偉大なる知識は同じように考えるか？CAIMIRAを用いた質問応答における人間とAIの補完性の調査

要旨

最近の大規模言語モデル（LLMs）の進歩により、自然言語処理（NLP）の分野で、テキスト理解や推論などの課題においてAIが人間を凌駕するという主張がなされています。本研究は、項目反応理論（IRT）に基づく新しいフレームワークであるCAIMIRAを導入することで、人間とAIシステムの問題解決能力を定量的に評価・比較することで、これらの主張を調査しています。約70のAIシステムと155人間からの30万以上の回答を分析することで、CAIMIRAは、知識領域と推論スキルにおける異なる熟練度パターンを明らかにします。人間は、知識に基づく帰納的および概念的推論においてAIシステムを上回りますが、GPT-4やLLaMAなどの最先端のLLMsは、情報の取得や事実に基づく推論において優れた性能を示します。特に、情報の欠如が明確であり、パターンマッチングやデータ検索を通じて対処可能な場合に優れたパフォーマンスを発揮します。これらの知見は、将来のQA課題が、高次の推論や科学的思考だけでなく、微妙な言語解釈や複合的な知識応用を要求する問題に焦点を当てる必要性を強調し、現実世界の問題解決において人間の認知能力をよりよく模倣または補完するAIの発展を支援することが求められます。

English

Recent advancements of large language models (LLMs) have led to claims of AI surpassing humans in natural language processing (NLP) tasks such as textual understanding and reasoning. This work investigates these assertions by introducing CAIMIRA, a novel framework rooted in item response theory (IRT) that enables quantitative assessment and comparison of problem-solving abilities of question-answering (QA) agents: humans and AI systems. Through analysis of over 300,000 responses from ~70 AI systems and 155 humans across thousands of quiz questions, CAIMIRA uncovers distinct proficiency patterns in knowledge domains and reasoning skills.

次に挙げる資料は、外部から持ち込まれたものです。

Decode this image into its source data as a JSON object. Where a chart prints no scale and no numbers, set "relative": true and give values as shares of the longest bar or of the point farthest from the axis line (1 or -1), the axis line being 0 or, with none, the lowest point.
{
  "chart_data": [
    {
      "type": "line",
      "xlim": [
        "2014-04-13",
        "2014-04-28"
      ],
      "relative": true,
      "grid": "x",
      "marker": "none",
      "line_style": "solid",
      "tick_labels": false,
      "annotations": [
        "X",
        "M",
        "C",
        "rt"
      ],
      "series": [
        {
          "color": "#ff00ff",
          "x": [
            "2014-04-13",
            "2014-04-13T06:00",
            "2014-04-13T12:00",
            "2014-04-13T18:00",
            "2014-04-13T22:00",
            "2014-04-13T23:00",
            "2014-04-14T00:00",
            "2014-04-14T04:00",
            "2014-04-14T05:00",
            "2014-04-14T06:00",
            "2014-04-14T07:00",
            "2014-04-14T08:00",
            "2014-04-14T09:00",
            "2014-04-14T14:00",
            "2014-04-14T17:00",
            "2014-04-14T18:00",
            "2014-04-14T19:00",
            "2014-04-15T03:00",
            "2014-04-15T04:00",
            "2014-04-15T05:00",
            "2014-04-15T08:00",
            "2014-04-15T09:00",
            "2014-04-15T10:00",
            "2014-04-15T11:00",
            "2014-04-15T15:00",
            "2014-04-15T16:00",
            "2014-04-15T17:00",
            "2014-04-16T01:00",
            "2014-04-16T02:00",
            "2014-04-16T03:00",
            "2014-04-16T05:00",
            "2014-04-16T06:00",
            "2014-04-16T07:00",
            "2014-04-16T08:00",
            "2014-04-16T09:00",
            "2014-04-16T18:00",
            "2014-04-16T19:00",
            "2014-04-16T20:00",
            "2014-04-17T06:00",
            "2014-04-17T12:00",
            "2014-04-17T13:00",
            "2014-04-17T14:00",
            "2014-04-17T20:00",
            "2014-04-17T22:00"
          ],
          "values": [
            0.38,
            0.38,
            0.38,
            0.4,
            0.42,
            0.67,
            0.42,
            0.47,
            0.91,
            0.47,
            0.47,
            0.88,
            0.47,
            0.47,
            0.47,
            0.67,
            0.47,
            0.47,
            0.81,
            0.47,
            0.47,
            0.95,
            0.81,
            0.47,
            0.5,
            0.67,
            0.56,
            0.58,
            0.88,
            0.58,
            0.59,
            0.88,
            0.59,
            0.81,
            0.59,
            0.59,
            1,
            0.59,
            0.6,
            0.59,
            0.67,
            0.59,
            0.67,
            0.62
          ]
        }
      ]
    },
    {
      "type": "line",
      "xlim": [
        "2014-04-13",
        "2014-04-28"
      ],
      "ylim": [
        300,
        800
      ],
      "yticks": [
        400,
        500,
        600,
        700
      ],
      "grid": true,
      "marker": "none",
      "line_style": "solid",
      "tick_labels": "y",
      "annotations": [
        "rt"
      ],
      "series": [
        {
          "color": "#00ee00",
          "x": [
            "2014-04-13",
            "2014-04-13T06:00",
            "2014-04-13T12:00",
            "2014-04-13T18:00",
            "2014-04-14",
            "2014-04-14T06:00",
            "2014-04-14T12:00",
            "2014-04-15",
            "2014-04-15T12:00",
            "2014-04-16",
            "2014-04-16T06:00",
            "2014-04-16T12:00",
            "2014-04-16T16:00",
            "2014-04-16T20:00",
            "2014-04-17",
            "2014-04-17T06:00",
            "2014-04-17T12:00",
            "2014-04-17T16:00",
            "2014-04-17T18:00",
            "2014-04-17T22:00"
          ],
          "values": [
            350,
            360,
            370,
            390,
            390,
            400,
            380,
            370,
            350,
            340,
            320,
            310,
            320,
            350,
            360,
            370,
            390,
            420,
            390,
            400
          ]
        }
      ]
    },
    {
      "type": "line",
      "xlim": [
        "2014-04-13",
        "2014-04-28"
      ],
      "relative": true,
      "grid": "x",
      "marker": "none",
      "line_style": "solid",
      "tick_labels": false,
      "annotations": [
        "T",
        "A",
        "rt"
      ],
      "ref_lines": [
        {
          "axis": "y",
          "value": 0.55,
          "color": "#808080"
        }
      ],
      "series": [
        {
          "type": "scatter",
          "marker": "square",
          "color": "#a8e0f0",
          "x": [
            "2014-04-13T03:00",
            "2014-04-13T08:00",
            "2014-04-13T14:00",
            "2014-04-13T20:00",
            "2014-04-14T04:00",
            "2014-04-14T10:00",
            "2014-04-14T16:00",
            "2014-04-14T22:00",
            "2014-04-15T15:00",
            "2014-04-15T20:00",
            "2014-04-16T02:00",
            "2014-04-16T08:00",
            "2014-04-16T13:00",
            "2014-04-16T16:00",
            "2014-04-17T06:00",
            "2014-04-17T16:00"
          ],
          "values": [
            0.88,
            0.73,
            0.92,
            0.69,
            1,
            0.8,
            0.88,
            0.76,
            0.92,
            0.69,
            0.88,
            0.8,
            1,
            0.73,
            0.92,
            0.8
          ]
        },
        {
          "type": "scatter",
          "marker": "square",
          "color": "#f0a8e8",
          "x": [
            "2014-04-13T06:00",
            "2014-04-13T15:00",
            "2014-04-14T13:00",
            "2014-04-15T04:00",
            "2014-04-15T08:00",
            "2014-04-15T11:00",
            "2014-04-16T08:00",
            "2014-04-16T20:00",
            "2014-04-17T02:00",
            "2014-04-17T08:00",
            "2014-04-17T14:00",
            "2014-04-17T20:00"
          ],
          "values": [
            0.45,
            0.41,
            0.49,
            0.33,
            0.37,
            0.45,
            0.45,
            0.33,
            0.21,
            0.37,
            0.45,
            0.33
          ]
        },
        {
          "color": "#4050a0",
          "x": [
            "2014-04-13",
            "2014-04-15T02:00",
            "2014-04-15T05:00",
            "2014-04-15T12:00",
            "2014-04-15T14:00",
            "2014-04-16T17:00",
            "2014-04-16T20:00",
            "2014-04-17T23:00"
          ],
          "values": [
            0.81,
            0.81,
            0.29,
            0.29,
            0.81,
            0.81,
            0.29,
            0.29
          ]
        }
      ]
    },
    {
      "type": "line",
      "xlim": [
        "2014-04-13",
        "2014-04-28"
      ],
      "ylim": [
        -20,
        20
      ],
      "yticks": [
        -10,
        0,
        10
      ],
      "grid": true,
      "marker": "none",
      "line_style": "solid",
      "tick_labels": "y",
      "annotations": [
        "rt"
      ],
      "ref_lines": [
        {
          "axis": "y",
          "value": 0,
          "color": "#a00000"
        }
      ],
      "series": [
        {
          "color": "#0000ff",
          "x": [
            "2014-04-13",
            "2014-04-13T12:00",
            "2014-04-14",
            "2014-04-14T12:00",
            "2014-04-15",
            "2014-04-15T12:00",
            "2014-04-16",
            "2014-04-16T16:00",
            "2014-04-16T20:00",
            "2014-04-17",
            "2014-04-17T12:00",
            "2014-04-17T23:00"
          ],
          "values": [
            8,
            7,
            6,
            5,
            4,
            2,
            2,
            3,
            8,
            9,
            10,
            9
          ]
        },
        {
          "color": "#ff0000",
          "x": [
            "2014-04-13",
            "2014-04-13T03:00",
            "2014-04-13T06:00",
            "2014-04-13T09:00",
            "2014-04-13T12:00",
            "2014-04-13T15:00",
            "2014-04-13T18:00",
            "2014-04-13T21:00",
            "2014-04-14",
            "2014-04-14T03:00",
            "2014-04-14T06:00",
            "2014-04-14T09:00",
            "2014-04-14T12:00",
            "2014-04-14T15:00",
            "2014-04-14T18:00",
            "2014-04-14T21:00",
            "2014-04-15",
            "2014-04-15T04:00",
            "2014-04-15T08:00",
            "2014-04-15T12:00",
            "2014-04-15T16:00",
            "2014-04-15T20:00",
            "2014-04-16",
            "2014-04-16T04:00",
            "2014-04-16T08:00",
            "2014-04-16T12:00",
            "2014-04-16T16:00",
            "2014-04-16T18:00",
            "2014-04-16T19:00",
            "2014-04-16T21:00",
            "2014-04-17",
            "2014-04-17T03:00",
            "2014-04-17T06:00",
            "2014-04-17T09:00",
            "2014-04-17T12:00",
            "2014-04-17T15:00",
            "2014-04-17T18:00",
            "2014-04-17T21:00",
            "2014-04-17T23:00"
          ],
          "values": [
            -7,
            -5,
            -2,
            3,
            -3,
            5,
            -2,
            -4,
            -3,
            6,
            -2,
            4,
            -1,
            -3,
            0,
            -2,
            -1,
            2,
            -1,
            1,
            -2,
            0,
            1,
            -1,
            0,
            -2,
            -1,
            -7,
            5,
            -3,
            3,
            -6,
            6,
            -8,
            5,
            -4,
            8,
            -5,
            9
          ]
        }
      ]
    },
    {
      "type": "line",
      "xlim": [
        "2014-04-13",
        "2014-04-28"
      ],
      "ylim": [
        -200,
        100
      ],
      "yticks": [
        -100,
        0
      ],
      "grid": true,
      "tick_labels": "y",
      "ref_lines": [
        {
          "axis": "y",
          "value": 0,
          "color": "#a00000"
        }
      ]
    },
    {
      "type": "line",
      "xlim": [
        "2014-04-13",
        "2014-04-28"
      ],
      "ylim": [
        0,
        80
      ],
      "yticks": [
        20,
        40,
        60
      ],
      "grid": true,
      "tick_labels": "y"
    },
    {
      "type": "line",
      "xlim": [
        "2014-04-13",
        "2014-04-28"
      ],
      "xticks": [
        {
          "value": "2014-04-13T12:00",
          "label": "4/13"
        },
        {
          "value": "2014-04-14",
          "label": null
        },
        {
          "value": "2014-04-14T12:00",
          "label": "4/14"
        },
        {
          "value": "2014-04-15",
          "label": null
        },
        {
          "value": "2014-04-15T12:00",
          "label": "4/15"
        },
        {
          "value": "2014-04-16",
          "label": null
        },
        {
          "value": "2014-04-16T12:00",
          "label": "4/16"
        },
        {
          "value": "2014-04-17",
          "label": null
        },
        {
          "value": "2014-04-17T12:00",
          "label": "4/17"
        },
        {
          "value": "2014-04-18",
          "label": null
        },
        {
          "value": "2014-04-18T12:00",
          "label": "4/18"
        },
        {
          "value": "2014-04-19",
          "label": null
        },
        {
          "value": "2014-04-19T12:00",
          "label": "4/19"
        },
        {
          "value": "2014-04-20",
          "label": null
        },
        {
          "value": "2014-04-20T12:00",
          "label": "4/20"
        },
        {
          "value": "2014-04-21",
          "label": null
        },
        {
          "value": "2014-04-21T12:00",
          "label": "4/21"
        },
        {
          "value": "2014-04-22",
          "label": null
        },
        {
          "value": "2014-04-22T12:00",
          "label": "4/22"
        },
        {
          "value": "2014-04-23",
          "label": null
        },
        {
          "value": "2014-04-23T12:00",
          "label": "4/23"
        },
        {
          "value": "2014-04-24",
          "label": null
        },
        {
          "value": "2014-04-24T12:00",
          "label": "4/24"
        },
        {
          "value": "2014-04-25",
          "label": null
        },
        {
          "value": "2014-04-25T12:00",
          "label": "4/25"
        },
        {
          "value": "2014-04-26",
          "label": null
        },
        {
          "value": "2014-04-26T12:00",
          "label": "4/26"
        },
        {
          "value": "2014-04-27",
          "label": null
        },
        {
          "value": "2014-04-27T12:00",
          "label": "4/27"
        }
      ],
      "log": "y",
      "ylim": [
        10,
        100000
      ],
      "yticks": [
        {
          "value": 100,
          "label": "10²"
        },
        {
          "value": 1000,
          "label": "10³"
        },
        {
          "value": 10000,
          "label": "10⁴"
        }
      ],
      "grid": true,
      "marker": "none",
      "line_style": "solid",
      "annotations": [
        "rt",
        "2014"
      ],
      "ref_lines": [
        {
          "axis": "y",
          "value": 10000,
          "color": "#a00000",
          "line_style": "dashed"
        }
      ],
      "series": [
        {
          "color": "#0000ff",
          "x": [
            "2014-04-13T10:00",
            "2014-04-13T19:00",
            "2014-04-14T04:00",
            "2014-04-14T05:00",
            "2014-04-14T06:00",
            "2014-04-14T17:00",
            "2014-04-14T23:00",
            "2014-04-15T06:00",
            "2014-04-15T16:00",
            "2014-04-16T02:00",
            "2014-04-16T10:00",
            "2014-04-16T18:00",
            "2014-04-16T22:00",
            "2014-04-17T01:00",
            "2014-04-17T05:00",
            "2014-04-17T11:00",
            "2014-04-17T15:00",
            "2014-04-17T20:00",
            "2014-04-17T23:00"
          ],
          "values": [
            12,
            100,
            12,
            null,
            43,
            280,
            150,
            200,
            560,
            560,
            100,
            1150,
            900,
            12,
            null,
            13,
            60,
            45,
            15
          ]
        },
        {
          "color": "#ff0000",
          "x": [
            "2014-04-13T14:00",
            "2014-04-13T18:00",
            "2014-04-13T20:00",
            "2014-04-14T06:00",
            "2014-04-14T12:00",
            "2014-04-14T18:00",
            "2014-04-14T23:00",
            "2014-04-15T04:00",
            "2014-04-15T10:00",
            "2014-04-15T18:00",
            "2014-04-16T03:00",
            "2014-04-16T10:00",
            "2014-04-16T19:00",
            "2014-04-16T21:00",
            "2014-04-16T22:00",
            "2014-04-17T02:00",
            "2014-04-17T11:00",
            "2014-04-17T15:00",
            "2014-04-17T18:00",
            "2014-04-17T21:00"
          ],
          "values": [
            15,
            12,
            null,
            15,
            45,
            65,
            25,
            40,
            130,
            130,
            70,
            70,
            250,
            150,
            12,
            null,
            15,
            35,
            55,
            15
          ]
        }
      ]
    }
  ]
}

Humans outperform AI systems in knowledge-grounded abductive and conceptual reasoning, while state-of-the-art LLMs like GPT-4 and LLaMA show superior performance on targeted information retrieval and fact-based reasoning, particularly when information gaps are well-defined and addressable through pattern matching or data retrieval. These findings highlight the need for future QA tasks to focus on questions that challenge not only higher-order reasoning and scientific thinking, but also demand nuanced linguistic interpretation and cross-contextual knowledge application, helping advance AI developments that better emulate or complement human cognitive abilities in real-world problem-solving.